Alexandre Delaigue : L’Europe s’appuie, dans son fonctionnement interne, sur les règles du commerce international dans le cadre de l’OMC. On y trouve notamment un dispositif contre les discrimination et le traitement national. Il faut traiter les entreprises étrangères comme les nôtres. C’est une règle de l’OMC et de l’UE, qui y a vu une base d’opportunité pour un marché commun. L’Europe a donc toujours respecté ces règles. Elle s’est alarmé que Trump ne les respecte pas, mais a blâmé sa personnalité. Aujourd’hui, l’administration Biden fait la même chose d’ostensiblement discriminatoire sur la favorisation des entreprises. Et l’Europe se dit, si les Etats-Unis le font, pourquoi pas nous. Il est important de préciser que dans les propositions de Biden, il y a plein de dispositifs dont nous disposons déjà en Europe. Mais cet Inflation Reduction Act n’est pas une bonne chose pour les Etats-Unis, puisque c’est la preuve de l’échec politique américain. Il y a certains élus qu’on ne peut convaincre, acheter même, que comme ça, en leur permettant de garantir des emplois à leur électeurs. Les Français et les Européens sont jaloux de ce qui est en fait un dysfonctionnement du système américain.

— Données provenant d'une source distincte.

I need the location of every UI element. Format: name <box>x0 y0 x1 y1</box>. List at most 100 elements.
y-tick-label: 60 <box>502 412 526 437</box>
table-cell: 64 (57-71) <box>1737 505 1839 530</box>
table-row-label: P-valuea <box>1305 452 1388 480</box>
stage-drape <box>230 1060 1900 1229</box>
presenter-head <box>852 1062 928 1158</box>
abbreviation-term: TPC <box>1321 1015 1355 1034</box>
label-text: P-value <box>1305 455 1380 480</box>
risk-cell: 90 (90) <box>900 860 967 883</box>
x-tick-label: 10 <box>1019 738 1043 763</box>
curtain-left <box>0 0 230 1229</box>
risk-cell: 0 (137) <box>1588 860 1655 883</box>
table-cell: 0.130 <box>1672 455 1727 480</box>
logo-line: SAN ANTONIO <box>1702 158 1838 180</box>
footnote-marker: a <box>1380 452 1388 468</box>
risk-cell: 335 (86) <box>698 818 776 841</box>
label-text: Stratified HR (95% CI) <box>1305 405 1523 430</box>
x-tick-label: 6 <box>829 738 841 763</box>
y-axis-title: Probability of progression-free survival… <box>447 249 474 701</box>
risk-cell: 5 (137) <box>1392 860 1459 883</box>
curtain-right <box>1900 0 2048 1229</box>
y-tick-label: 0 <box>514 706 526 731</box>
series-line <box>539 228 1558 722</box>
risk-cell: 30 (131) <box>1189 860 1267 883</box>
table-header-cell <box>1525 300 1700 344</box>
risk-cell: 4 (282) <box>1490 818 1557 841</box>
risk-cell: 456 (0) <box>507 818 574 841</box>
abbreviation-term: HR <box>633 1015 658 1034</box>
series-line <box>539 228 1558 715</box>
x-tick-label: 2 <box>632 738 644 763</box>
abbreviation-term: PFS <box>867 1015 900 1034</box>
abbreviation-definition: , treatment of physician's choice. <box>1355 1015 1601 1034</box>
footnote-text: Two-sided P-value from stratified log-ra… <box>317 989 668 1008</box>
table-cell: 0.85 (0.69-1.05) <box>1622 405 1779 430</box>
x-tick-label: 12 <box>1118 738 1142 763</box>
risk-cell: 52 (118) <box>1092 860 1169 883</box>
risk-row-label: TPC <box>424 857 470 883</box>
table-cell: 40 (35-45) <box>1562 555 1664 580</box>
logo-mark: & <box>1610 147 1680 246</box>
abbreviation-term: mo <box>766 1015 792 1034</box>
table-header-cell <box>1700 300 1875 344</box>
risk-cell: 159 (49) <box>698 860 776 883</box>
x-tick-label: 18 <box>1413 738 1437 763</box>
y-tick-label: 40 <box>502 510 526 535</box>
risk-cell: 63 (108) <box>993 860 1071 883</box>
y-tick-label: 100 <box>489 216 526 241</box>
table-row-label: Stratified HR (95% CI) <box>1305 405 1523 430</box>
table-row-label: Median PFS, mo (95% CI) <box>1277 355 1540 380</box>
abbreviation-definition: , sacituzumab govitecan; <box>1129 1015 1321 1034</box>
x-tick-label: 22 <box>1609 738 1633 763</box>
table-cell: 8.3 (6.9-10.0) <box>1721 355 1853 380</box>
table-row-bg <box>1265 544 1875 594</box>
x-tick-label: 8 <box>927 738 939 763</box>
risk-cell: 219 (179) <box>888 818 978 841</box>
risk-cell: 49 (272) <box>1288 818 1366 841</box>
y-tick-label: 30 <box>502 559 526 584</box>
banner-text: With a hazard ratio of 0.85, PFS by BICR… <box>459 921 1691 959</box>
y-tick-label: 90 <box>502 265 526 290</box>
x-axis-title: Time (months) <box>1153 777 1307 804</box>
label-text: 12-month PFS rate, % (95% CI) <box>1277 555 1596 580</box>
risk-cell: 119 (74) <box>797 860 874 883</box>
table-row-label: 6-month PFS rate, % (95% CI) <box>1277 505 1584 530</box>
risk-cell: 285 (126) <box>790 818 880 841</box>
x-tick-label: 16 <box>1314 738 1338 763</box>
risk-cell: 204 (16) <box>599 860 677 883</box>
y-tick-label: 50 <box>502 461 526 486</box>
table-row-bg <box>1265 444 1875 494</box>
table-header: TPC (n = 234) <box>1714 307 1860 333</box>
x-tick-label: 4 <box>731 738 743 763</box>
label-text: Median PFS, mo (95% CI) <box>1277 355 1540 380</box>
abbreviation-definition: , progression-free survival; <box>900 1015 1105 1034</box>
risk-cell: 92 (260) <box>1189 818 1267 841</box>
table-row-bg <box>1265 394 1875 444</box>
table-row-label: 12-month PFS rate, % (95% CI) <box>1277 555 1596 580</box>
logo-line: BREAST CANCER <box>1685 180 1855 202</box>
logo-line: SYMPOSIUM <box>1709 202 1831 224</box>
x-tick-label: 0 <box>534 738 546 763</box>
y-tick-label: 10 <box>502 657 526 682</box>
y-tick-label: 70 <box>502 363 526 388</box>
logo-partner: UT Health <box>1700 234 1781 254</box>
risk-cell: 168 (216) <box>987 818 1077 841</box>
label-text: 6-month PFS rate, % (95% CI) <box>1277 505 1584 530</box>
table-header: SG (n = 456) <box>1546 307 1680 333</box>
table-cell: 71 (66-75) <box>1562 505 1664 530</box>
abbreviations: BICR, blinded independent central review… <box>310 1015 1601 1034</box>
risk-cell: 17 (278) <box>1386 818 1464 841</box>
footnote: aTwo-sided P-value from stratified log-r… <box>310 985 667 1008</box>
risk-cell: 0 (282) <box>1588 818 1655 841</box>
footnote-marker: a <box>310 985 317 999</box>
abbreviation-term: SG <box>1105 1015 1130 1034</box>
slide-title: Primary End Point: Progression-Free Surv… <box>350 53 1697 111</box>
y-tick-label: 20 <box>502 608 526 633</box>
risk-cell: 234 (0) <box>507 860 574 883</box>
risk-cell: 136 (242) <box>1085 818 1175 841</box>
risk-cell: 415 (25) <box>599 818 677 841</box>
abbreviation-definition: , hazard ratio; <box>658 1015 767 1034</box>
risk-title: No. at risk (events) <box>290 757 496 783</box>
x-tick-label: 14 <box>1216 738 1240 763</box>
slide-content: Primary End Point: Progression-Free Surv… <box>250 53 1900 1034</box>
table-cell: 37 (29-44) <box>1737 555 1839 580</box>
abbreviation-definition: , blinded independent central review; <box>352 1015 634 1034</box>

Don Diego de la Vega : L’Amérique est de plus en plus protectionniste, peut-être, mais :

a/ cela implique de sortir des mesures habituelles, celles de l’univers physique du XXe siècle (sinon, que l’on m’explique leur déficit commercial énorme et croissant, et alors même qu’ils n’importent plus d’hydrocarbures en net), pour se diriger vers des mesures en valeurs et non plus en volumes, avec une meilleure prise en compte des variables immatérielles et financières que dans la comptabilité ordinaire (Apple n’est pas qu’un revendeur de produits chinois), ce que l’on nomme la « matière noire » des échanges. Alors dans ce cadre-là, effectivement, les excédents US posent question, même s’ils passent plus par le dollar et par les normes que par les instruments traditionnels du protectionnisme, les gros sabots des droits de douane et des subventions.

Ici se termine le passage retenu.